If the driver took a chemical test, there are three issues at stake – whether the officer had a reasonable belief that the driver was under the influence, whether the arrest was lawful, and whether a properly conducted chemical test indicated that the driver had a BAC of .08 percent or greater.  If the driver refused a chemical test, it is critical to determine whether the driver was advised of the repercussions of the refusal, and whether the motorist continued to refuse the test after being advised of the consequences.  If the driver loses the DMV hearing, the length of the license suspension will be substantially longer than for drivers who submit to chemical tests.

Unlike court trials, which involve live witness testimony, the DMV’s decision is typically based on various police and chemical test reports, and is extremely technical in nature.  The evidence typically introduced at a DMV hearing is hearsay, which is generally inadmissible in a court of law. This is why it’s imperative to be represented by a lawyer who is knowledgeable about the DMV hearing process.  An attorney will challenge the evidence based on the hearsay rule, and if the evidence cannot be legally introduced, the DMV cannot suspend the driver’s license.

While the court is concerned with the criminal aspects of a drinking and driving case, the DMV is concerned with the administrative aspects – the power to revoke, suspend or restrict a driver’s license.  It is considered a civil action, not a criminal action. Therefore, there are fewer Constitutional protections when it comes to the DMV.

One unusual aspect of the DMV hearing is that the prosecutor and the judge are the same person, meaning the individual seeking to introduce evidence is the same person who will rule upon it.  This person isn’t even a judge or an attorney – it’s a DMV employee.
The license suspensions imposed by the DMV if the driver doesn’t win at the hearing can be severe – for a first offense, the license is suspended for four months, with the possibility of getting a restricted license to drive to work.  Drivers facing a first offense who refused to take a chemical test lose their licenses for one year, with no opportunity to get a restricted license.

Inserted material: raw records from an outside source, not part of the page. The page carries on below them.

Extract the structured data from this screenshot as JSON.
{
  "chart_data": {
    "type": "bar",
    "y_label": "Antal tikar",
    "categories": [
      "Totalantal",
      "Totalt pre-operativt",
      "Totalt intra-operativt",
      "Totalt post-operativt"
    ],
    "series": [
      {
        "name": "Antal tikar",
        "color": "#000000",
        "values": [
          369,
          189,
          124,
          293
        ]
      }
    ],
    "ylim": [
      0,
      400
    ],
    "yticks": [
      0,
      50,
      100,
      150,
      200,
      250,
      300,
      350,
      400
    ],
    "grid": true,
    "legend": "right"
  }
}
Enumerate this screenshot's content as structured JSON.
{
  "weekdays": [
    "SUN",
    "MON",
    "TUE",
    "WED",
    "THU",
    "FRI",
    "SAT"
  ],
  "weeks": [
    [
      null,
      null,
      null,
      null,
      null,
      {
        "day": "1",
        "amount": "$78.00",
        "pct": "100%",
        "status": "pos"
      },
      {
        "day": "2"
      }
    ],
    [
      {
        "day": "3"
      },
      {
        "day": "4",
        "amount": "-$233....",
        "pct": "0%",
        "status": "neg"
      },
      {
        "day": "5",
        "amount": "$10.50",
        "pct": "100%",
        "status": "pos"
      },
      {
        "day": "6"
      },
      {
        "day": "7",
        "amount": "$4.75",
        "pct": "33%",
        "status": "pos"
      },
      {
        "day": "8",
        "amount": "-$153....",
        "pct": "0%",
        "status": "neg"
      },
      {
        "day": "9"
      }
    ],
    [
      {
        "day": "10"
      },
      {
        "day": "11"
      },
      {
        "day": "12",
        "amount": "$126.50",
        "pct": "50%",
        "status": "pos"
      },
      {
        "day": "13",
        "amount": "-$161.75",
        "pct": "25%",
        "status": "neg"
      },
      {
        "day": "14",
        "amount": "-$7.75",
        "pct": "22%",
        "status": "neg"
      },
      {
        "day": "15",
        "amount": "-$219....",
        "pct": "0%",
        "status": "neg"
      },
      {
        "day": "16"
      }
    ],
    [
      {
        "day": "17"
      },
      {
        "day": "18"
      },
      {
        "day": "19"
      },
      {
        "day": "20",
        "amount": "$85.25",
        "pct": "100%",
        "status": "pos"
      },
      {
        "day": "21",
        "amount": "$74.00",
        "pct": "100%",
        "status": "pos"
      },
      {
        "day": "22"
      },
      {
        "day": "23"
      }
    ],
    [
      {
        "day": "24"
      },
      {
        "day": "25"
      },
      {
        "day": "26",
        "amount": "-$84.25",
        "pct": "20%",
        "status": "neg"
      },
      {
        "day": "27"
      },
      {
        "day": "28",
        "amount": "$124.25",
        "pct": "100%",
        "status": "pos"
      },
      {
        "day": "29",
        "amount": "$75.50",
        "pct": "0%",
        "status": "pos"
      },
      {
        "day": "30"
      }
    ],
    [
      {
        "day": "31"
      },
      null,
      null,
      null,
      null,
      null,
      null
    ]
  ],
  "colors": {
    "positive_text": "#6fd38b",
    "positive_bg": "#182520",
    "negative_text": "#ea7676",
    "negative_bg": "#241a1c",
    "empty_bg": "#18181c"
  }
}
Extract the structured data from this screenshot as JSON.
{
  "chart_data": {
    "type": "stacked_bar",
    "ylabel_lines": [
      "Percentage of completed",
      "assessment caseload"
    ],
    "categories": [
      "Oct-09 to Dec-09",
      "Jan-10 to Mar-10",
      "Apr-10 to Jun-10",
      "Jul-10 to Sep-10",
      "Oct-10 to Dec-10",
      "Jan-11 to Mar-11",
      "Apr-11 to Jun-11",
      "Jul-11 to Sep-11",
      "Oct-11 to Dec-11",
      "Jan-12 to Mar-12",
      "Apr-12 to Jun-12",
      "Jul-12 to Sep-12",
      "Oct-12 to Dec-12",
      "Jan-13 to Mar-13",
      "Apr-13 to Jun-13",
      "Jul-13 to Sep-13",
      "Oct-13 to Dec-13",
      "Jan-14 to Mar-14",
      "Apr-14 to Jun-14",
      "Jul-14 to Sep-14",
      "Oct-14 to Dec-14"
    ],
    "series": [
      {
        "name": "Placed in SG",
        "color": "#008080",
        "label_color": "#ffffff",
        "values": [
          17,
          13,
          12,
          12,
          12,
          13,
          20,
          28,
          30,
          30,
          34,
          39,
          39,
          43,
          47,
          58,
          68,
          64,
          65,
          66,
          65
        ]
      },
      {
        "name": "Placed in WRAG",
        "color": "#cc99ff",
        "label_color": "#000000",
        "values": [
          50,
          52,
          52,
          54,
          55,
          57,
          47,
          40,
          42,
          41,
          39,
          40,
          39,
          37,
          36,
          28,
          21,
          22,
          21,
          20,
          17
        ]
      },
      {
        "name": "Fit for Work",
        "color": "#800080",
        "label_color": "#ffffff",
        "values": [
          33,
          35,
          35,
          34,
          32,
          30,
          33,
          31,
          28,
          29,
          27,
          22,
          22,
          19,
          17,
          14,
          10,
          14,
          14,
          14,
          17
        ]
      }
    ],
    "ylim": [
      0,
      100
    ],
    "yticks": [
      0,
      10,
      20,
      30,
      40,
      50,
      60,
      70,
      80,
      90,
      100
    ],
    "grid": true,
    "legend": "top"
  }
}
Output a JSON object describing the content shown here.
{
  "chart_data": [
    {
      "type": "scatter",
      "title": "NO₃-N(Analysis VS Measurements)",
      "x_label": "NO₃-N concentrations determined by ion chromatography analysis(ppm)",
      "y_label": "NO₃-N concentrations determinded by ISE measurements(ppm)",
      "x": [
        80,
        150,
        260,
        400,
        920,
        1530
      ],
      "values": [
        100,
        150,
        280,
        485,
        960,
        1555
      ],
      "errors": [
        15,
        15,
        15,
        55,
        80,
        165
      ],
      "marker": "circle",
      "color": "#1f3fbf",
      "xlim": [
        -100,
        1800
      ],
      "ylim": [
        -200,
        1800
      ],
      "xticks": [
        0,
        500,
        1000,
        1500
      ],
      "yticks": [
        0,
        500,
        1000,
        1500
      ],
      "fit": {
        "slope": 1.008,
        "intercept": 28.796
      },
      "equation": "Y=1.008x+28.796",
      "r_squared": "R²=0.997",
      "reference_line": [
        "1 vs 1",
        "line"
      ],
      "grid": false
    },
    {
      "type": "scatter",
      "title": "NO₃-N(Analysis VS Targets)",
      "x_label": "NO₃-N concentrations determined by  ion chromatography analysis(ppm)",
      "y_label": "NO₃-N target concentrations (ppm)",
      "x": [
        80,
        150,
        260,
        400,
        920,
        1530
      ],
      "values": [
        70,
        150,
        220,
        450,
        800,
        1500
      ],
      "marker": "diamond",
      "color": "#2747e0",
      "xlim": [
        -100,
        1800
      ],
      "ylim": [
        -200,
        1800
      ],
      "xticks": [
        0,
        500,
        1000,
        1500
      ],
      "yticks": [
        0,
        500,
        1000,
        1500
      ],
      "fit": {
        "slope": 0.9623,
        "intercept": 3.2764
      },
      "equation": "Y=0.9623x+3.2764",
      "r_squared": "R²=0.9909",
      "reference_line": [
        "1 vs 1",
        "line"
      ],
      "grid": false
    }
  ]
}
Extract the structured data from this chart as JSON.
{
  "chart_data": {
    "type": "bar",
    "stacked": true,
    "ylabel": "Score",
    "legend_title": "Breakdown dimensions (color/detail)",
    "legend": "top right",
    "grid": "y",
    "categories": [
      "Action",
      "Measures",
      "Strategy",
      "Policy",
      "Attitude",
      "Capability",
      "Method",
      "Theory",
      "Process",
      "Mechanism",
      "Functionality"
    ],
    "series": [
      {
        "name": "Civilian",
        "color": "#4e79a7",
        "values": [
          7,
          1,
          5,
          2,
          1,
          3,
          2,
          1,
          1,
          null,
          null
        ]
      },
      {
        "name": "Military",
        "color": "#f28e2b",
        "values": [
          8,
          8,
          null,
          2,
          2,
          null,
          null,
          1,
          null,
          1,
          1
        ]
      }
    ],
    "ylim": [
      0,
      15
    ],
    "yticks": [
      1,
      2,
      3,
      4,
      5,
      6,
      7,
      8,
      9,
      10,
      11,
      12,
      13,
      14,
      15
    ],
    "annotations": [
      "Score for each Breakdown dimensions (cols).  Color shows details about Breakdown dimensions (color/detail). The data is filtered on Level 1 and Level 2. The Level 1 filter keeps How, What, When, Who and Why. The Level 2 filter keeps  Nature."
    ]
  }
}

For multiple DUI convictions within 10 years, the repercussions are even greater. On a second offense, the driver’s license is suspended for one year, or two years if the driver refused a chemical test. On a third offense, the license is suspended for three years.
Although the DMV process may seem unfairly biased against the driver, drivers accused of drinking and driving can prevail at an APS hearing.  A lawyer who specializes in defending drunk driving cases can analyze the reports generated by the arrest and plan a strategy to attack a DMV license suspension action.